Kunstprojekt in Bonn Was die Bonner Stadtklangkünstler planen

Bonn · Miki Yui und Stefan Schneider sind die Bonner Stadtklangkünstler des Jahres. Zusammen wollen sie sich dem Klang von Gemeinschaften widmen. Dabei blicken sie auch weit über Bonn hinaus.

 Die aktuellen Stadtklangkünstler Stefan Schneider (links) und Miki Yui haben sich in Bonn einiges vorgenommen.

Die aktuellen Stadtklangkünstler Stefan Schneider (links) und Miki Yui haben sich in Bonn einiges vorgenommen.

Foto: Schoenebeck

Die Pläne der diesjährigen Stadtklangkünstler von Bonn versprechen spannend zu werden. Die Düsseldorfer Künstler Miki Yui und Stefan Schneider waren von der Beethovenstiftung in ihr Amt berufen worden und hatten bereits mehrere Forschungsreisen hinter sich, als sie jüngst ihr Projekt der Öffentlichkeit vorstellten.

Beide wurden an der Düsseldorfer Kunstakademie ausgebildet, Schneider als Fotograf in der Becher-Klasse, Yui als Medienkünstlerin. In ihrer künstlerischen Praxis haben sie sich tief in spezielle Aspekte der elek­tronischen Musik eingearbeitet. Yui entwickelt Klanglandschaften aus Geräuschen, Feldaufnahmen und elektronischen Sounds, sie gibt Konzerte und dokumentiert traditionelle Musik. Schneider spielte in der Elektronikband Kreidler sowie im Trio To Rococo Rot, gründete 2016 das Label „Tal“ und veröffentlichte dort Musik aus Kenia, Venezuela und Japan.

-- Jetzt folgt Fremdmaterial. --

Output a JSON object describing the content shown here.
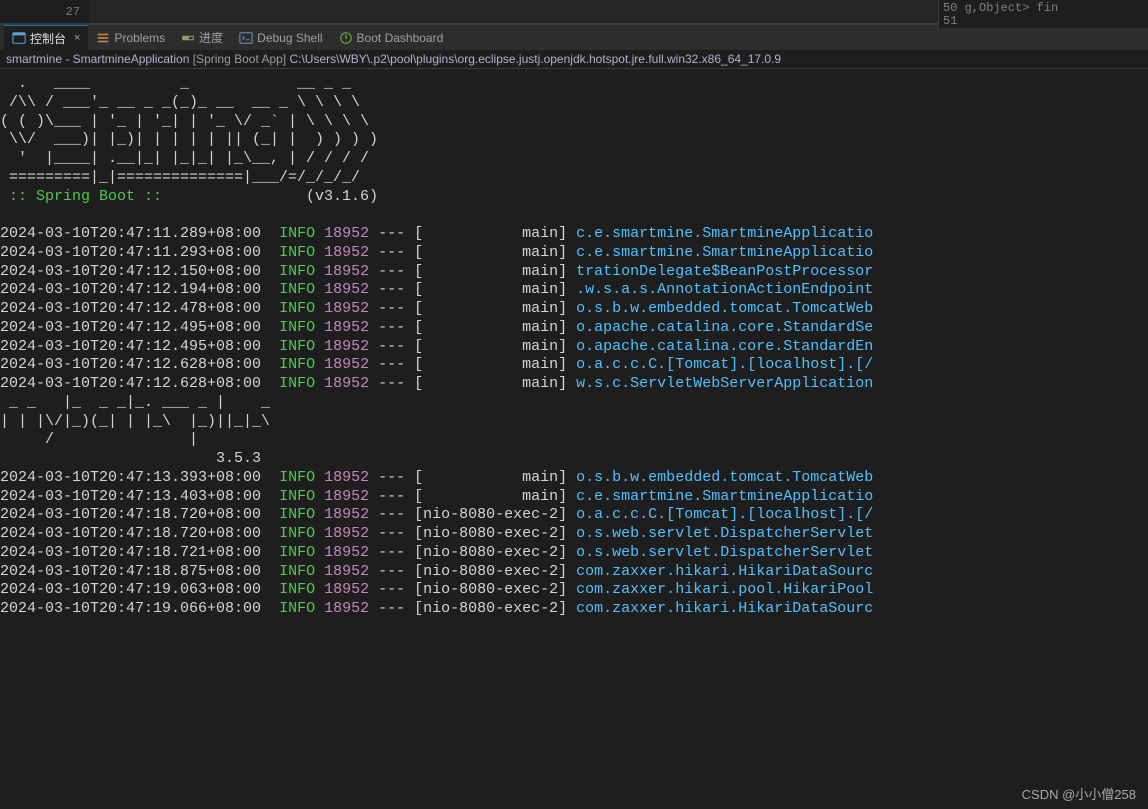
{
  "top": {
    "line_num": "27",
    "right_snippet": "50 g,Object> fin\n51"
  },
  "tabs": [
    {
      "label": "控制台",
      "icon": "terminal-icon",
      "active": true,
      "closable": true
    },
    {
      "label": "Problems",
      "icon": "problems-icon",
      "active": false
    },
    {
      "label": "进度",
      "icon": "progress-icon",
      "active": false
    },
    {
      "label": "Debug Shell",
      "icon": "debug-shell-icon",
      "active": false
    },
    {
      "label": "Boot Dashboard",
      "icon": "boot-dashboard-icon",
      "active": false
    }
  ],
  "launch": {
    "prefix": "smartmine - SmartmineApplication ",
    "gray": "[Spring Boot App] ",
    "path": "C:\\Users\\WBY\\.p2\\pool\\plugins\\org.eclipse.justj.openjdk.hotspot.jre.full.win32.x86_64_17.0.9"
  },
  "ascii_spring": [
    "  .   ____          _            __ _ _",
    " /\\\\ / ___'_ __ _ _(_)_ __  __ _ \\ \\ \\ \\",
    "( ( )\\___ | '_ | '_| | '_ \\/ _` | \\ \\ \\ \\",
    " \\\\/  ___)| |_)| | | | | || (_| |  ) ) ) )",
    "  '  |____| .__|_| |_|_| |_\\__, | / / / /",
    " =========|_|==============|___/=/_/_/_/"
  ],
  "boot_line": {
    "label": " :: Spring Boot :: ",
    "version": "               (v3.1.6)"
  },
  "logs1": [
    {
      "ts": "2024-03-10T20:47:11.289+08:00",
      "lvl": "INFO",
      "pid": "18952",
      "thread": "           main",
      "logger": "c.e.smartmine.SmartmineApplicatio"
    },
    {
      "ts": "2024-03-10T20:47:11.293+08:00",
      "lvl": "INFO",
      "pid": "18952",
      "thread": "           main",
      "logger": "c.e.smartmine.SmartmineApplicatio"
    },
    {
      "ts": "2024-03-10T20:47:12.150+08:00",
      "lvl": "INFO",
      "pid": "18952",
      "thread": "           main",
      "logger": "trationDelegate$BeanPostProcessor"
    },
    {
      "ts": "2024-03-10T20:47:12.194+08:00",
      "lvl": "INFO",
      "pid": "18952",
      "thread": "           main",
      "logger": ".w.s.a.s.AnnotationActionEndpoint"
    },
    {
      "ts": "2024-03-10T20:47:12.478+08:00",
      "lvl": "INFO",
      "pid": "18952",
      "thread": "           main",
      "logger": "o.s.b.w.embedded.tomcat.TomcatWeb"
    },
    {
      "ts": "2024-03-10T20:47:12.495+08:00",
      "lvl": "INFO",
      "pid": "18952",
      "thread": "           main",
      "logger": "o.apache.catalina.core.StandardSe"
    },
    {
      "ts": "2024-03-10T20:47:12.495+08:00",
      "lvl": "INFO",
      "pid": "18952",
      "thread": "           main",
      "logger": "o.apache.catalina.core.StandardEn"
    },
    {
      "ts": "2024-03-10T20:47:12.628+08:00",
      "lvl": "INFO",
      "pid": "18952",
      "thread": "           main",
      "logger": "o.a.c.c.C.[Tomcat].[localhost].[/"
    },
    {
      "ts": "2024-03-10T20:47:12.628+08:00",
      "lvl": "INFO",
      "pid": "18952",
      "thread": "           main",
      "logger": "w.s.c.ServletWebServerApplication"
    }
  ],
  "ascii_mp": [
    " _ _   |_  _ _|_. ___ _ |    _ ",
    "| | |\\/|_)(_| | |_\\  |_)||_|_\\ ",
    "     /               |         ",
    "                        3.5.3 "
  ],
  "logs2": [
    {
      "ts": "2024-03-10T20:47:13.393+08:00",
      "lvl": "INFO",
      "pid": "18952",
      "thread": "           main",
      "logger": "o.s.b.w.embedded.tomcat.TomcatWeb"
    },
    {
      "ts": "2024-03-10T20:47:13.403+08:00",
      "lvl": "INFO",
      "pid": "18952",
      "thread": "           main",
      "logger": "c.e.smartmine.SmartmineApplicatio"
    },
    {
      "ts": "2024-03-10T20:47:18.720+08:00",
      "lvl": "INFO",
      "pid": "18952",
      "thread": "nio-8080-exec-2",
      "logger": "o.a.c.c.C.[Tomcat].[localhost].[/"
    },
    {
      "ts": "2024-03-10T20:47:18.720+08:00",
      "lvl": "INFO",
      "pid": "18952",
      "thread": "nio-8080-exec-2",
      "logger": "o.s.web.servlet.DispatcherServlet"
    },
    {
      "ts": "2024-03-10T20:47:18.721+08:00",
      "lvl": "INFO",
      "pid": "18952",
      "thread": "nio-8080-exec-2",
      "logger": "o.s.web.servlet.DispatcherServlet"
    },
    {
      "ts": "2024-03-10T20:47:18.875+08:00",
      "lvl": "INFO",
      "pid": "18952",
      "thread": "nio-8080-exec-2",
      "logger": "com.zaxxer.hikari.HikariDataSourc"
    },
    {
      "ts": "2024-03-10T20:47:19.063+08:00",
      "lvl": "INFO",
      "pid": "18952",
      "thread": "nio-8080-exec-2",
      "logger": "com.zaxxer.hikari.pool.HikariPool"
    },
    {
      "ts": "2024-03-10T20:47:19.066+08:00",
      "lvl": "INFO",
      "pid": "18952",
      "thread": "nio-8080-exec-2",
      "logger": "com.zaxxer.hikari.HikariDataSourc"
    }
  ],
  "watermark": "CSDN @小小僧258"
}
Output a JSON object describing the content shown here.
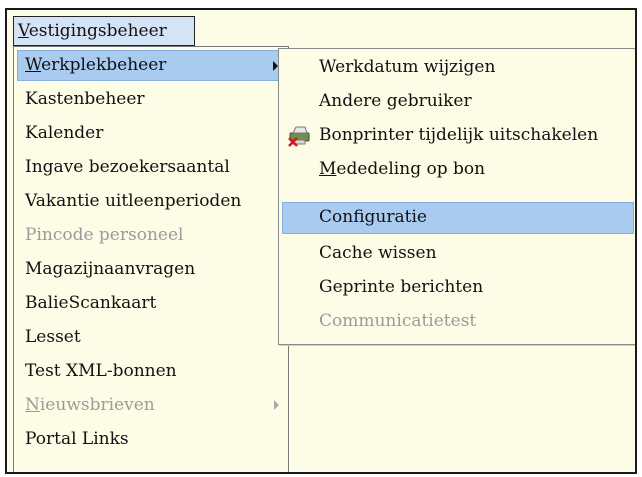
{
  "menubar": {
    "title_first": "V",
    "title_rest": "estigingsbeheer"
  },
  "main_menu": {
    "items": [
      {
        "accel": "W",
        "rest": "erkplekbeheer"
      },
      {
        "label": "Kastenbeheer"
      },
      {
        "label": "Kalender"
      },
      {
        "label": "Ingave bezoekersaantal"
      },
      {
        "label": "Vakantie uitleenperioden"
      },
      {
        "label": "Pincode personeel"
      },
      {
        "label": "Magazijnaanvragen"
      },
      {
        "label": "BalieScankaart"
      },
      {
        "label": "Lesset"
      },
      {
        "label": "Test XML-bonnen"
      },
      {
        "accel": "N",
        "rest": "ieuwsbrieven"
      },
      {
        "label": "Portal Links"
      }
    ]
  },
  "submenu": {
    "items": [
      {
        "label": "Werkdatum wijzigen"
      },
      {
        "label": "Andere gebruiker"
      },
      {
        "label": "Bonprinter tijdelijk uitschakelen",
        "icon": "printer-disabled-icon"
      },
      {
        "accel": "M",
        "rest": "ededeling op bon"
      },
      {
        "label": "Configuratie"
      },
      {
        "label": "Cache wissen"
      },
      {
        "label": "Geprinte berichten"
      },
      {
        "label": "Communicatietest"
      }
    ]
  },
  "colors": {
    "menu_background": "#fdfce6",
    "highlight": "#a9cbf0",
    "disabled_text": "#9b9b9b"
  }
}
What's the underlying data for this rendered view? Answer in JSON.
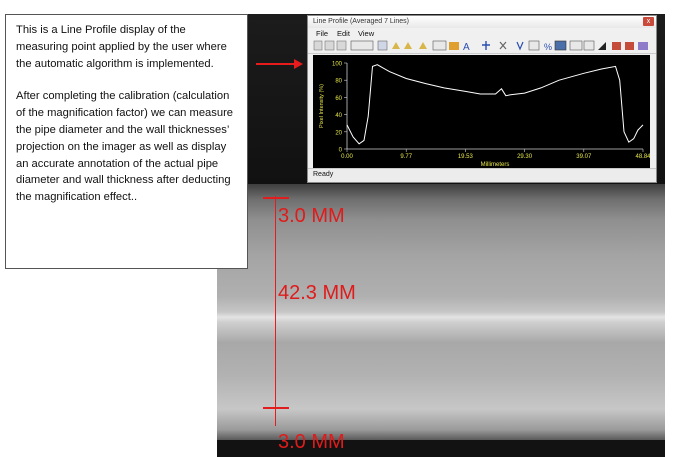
{
  "note": {
    "paragraph1": "This is a Line Profile display of the measuring point applied by the user where the automatic algorithm is implemented.",
    "paragraph2": "After completing the calibration (calculation of the magnification factor) we can measure the pipe diameter and the wall thicknesses’ projection on the imager as well as display an accurate annotation of the actual pipe diameter and wall thickness after deducting the magnification effect.."
  },
  "window": {
    "title": "Line Profile (Averaged 7 Lines)",
    "close_glyph": "x",
    "menu": [
      "File",
      "Edit",
      "View"
    ],
    "status": "Ready",
    "toolbar_icons": [
      "copy-icon",
      "save-icon",
      "print-icon",
      "zoom-icon",
      "smooth-icon",
      "filter-icon",
      "filter2-icon",
      "grid-icon",
      "fill-icon",
      "line-icon",
      "text-icon",
      "marker-icon",
      "delete-icon",
      "cursor-icon",
      "average-icon",
      "percent-icon",
      "display-icon",
      "max-icon",
      "min-icon",
      "slope-icon",
      "export-icon",
      "settings-icon"
    ]
  },
  "annotations": {
    "top_wall": "3.0 MM",
    "diameter": "42.3 MM",
    "bottom_wall": "3.0 MM"
  },
  "colors": {
    "annotation": "#e01b1b",
    "plot_background": "#000000",
    "trace": "#ffffff",
    "tick_labels": "#e8e84a"
  },
  "chart_data": {
    "type": "line",
    "title": "",
    "xlabel": "Millimeters",
    "ylabel": "Pixel Intensity (%)",
    "xlim": [
      0,
      48.84
    ],
    "ylim": [
      0,
      100
    ],
    "x_ticks": [
      "0.00",
      "9.77",
      "19.53",
      "29.30",
      "39.07",
      "48.84"
    ],
    "y_ticks": [
      "0",
      "20",
      "40",
      "60",
      "80",
      "100"
    ],
    "series": [
      {
        "x": [
          0,
          1,
          2,
          2.8,
          3.5,
          4.2,
          5,
          7,
          9.77,
          13,
          16,
          19.53,
          22,
          24.5,
          25.5,
          26.2,
          27,
          29.3,
          32,
          35,
          39.07,
          42,
          44.3,
          45,
          45.7,
          46.5,
          47.3,
          48,
          48.84
        ],
        "values": [
          28,
          14,
          6,
          10,
          38,
          96,
          98,
          90,
          82,
          76,
          71,
          67,
          64,
          64,
          70,
          62,
          63,
          65,
          71,
          80,
          88,
          93,
          96,
          80,
          20,
          8,
          12,
          22,
          28
        ]
      }
    ]
  }
}
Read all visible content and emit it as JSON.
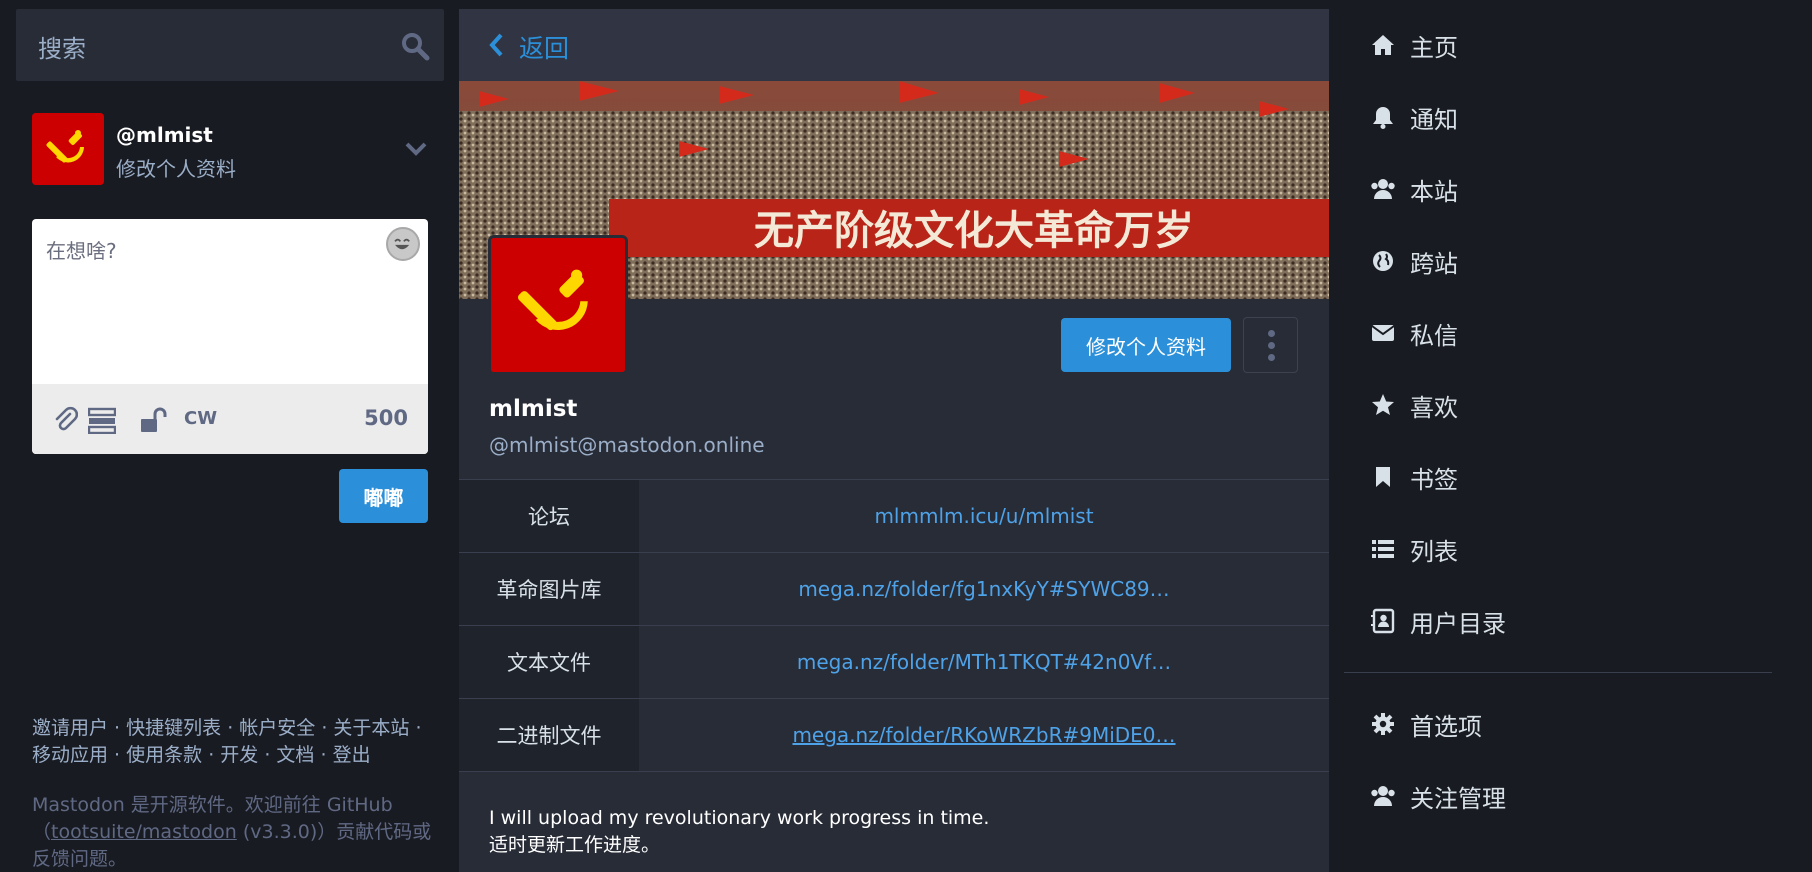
{
  "search": {
    "placeholder": "搜索",
    "icon": "search-icon"
  },
  "account": {
    "handle": "@mlmist",
    "edit_label": "修改个人资料",
    "menu_icon": "chevron-down-icon"
  },
  "compose": {
    "placeholder": "在想啥?",
    "emoji_icon": "emoji-icon",
    "toolbar": {
      "attach_icon": "paperclip-icon",
      "poll_icon": "poll-icon",
      "privacy_icon": "unlock-icon",
      "cw_label": "CW",
      "char_count": "500"
    },
    "submit_label": "嘟嘟"
  },
  "footer": {
    "links_line1": [
      "邀请用户",
      "快捷键列表",
      "帐户安全",
      "关于本站"
    ],
    "links_line2": [
      "移动应用",
      "使用条款",
      "开发",
      "文档",
      "登出"
    ],
    "about_prefix": "Mastodon 是开源软件。欢迎前往 GitHub（",
    "about_link": "tootsuite/mastodon",
    "about_suffix": " (v3.3.0)）贡献代码或反馈问题。"
  },
  "profile": {
    "back_label": "返回",
    "banner_caption": "无产阶级文化大革命万岁",
    "edit_button": "修改个人资料",
    "display_name": "mlmist",
    "username": "@mlmist@mastodon.online",
    "fields": [
      {
        "name": "论坛",
        "value": "mlmmlm.icu/u/mlmist"
      },
      {
        "name": "革命图片库",
        "value": "mega.nz/folder/fg1nxKyY#SYWC89…"
      },
      {
        "name": "文本文件",
        "value": "mega.nz/folder/MTh1TKQT#42n0Vf…"
      },
      {
        "name": "二进制文件",
        "value": "mega.nz/folder/RKoWRZbR#9MiDE0…"
      }
    ],
    "bio_line1": "I will upload my revolutionary work progress in time.",
    "bio_line2": "适时更新工作进度。"
  },
  "nav": {
    "items": [
      {
        "label": "主页",
        "icon": "home-icon"
      },
      {
        "label": "通知",
        "icon": "bell-icon"
      },
      {
        "label": "本站",
        "icon": "users-icon"
      },
      {
        "label": "跨站",
        "icon": "globe-icon"
      },
      {
        "label": "私信",
        "icon": "envelope-icon"
      },
      {
        "label": "喜欢",
        "icon": "star-icon"
      },
      {
        "label": "书签",
        "icon": "bookmark-icon"
      },
      {
        "label": "列表",
        "icon": "list-icon"
      },
      {
        "label": "用户目录",
        "icon": "address-book-icon"
      },
      {
        "label": "首选项",
        "icon": "gear-icon"
      },
      {
        "label": "关注管理",
        "icon": "users-icon"
      }
    ]
  },
  "colors": {
    "background": "#191b22",
    "panel": "#282c37",
    "accent": "#2b90d9",
    "link": "#4ea2e8",
    "flag_red": "#cc0000",
    "flag_yellow": "#ffd700"
  }
}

Während die Stadtklangkünstler der vergangenen Jahre in ihrer Feldforschung vor allem Naturklängen aus Wüste und Regenwald auf der Spur waren, geht es 2024 um das interessante Gebiet der Musik-Ethnologie und hier insbesondere um die Rolle von Klang in Gemeinschaften. Dazu hatte Jens Gerrit Papenburg, Professor der Abteilung Musikwissenschaft/ SoundStudies an der Uni Bonn, ein Seminar entwickelt, in dem sich die Studierenden theoretisch und in Fallstudien mit konkreten Klang-Gemeinschaften befassten.

In Fußballstadien in Ghana und beim Bonner SC unterwegs

So wurden zum Beispiel die Klänge von Fußballspielen in Stadien – in Cape Coast, Ghana, und beim Bonner SC – miteinander verglichen. Nach einer ersten Vorbereitungsreise im November 2023 fuhren Yui und Schneider im Februar ein zweites Mal nach Ghana, um in Accra und Cape Coast zu recherchieren, Aufnahmen zu machen und sich mit Menschen vor Ort auszutauschen. Die beiden sprachen mit Wissenschaftlern und Musikern, mit Radiojournalisten, Arbeitern und Studierenden. Sie zeichneten die Klänge religiöser Zeremonien und von Arbeiterliedern auf. „Ghana ist ein sprachenreiches Land, und Musik spielt eine wichtige Rolle, ebenso wie Storytelling und Radiosendungen“, erzählt Schneider.

Eines hätten er und Yui aber vermeiden wollen: Ghana als exotische Kultur in Bonn zu präsentieren. „Vor Ort haben wir erfahren, dass es viele Themen und Probleme gibt, die überall gleich sind. Dazu gehören Umweltverschmutzung, Digitalisierung, die Kluft zwischen Stadt- und Landbevölkerung. ‚Wir sind uns ähnlicher, als wir verschieden sind‘, um es mit den Worten der Autorin Maya Angelou zu sagen. Das wurde unser Thema. Wir wollen verschiedene Kulturen durch Fragen miteinander verknüpfen.“

Drei Wochenenden mit der Öffentlichkeit

Mit diesem Ansatz planen Yui und Schneider, im Rahmen des diesjährigen Beethovenfestes an drei Wochenenden die Öffentlichkeit einzubeziehen. Für die erste Veranstaltung wird der amerikanische Musikjournalist Bradford Bailey eingeladen, um darüber zu sprechen, was Musik für die Demokratie bedeuten kann. Beim zweiten Termin geht es um Storytelling und welche Bedeutung dies in Ghana bereits in vorkolonialer Zeit hatte. Und schließlich, so erzählt Yui, wolle man in einem zweitägigen Workshop dem Publikum auch eine sinnliche Erfahrung anbieten. In St. Helena wird mit „sonic meditation“ und „deep listening“ das Hören und die innere Wahrnehmung gestärkt.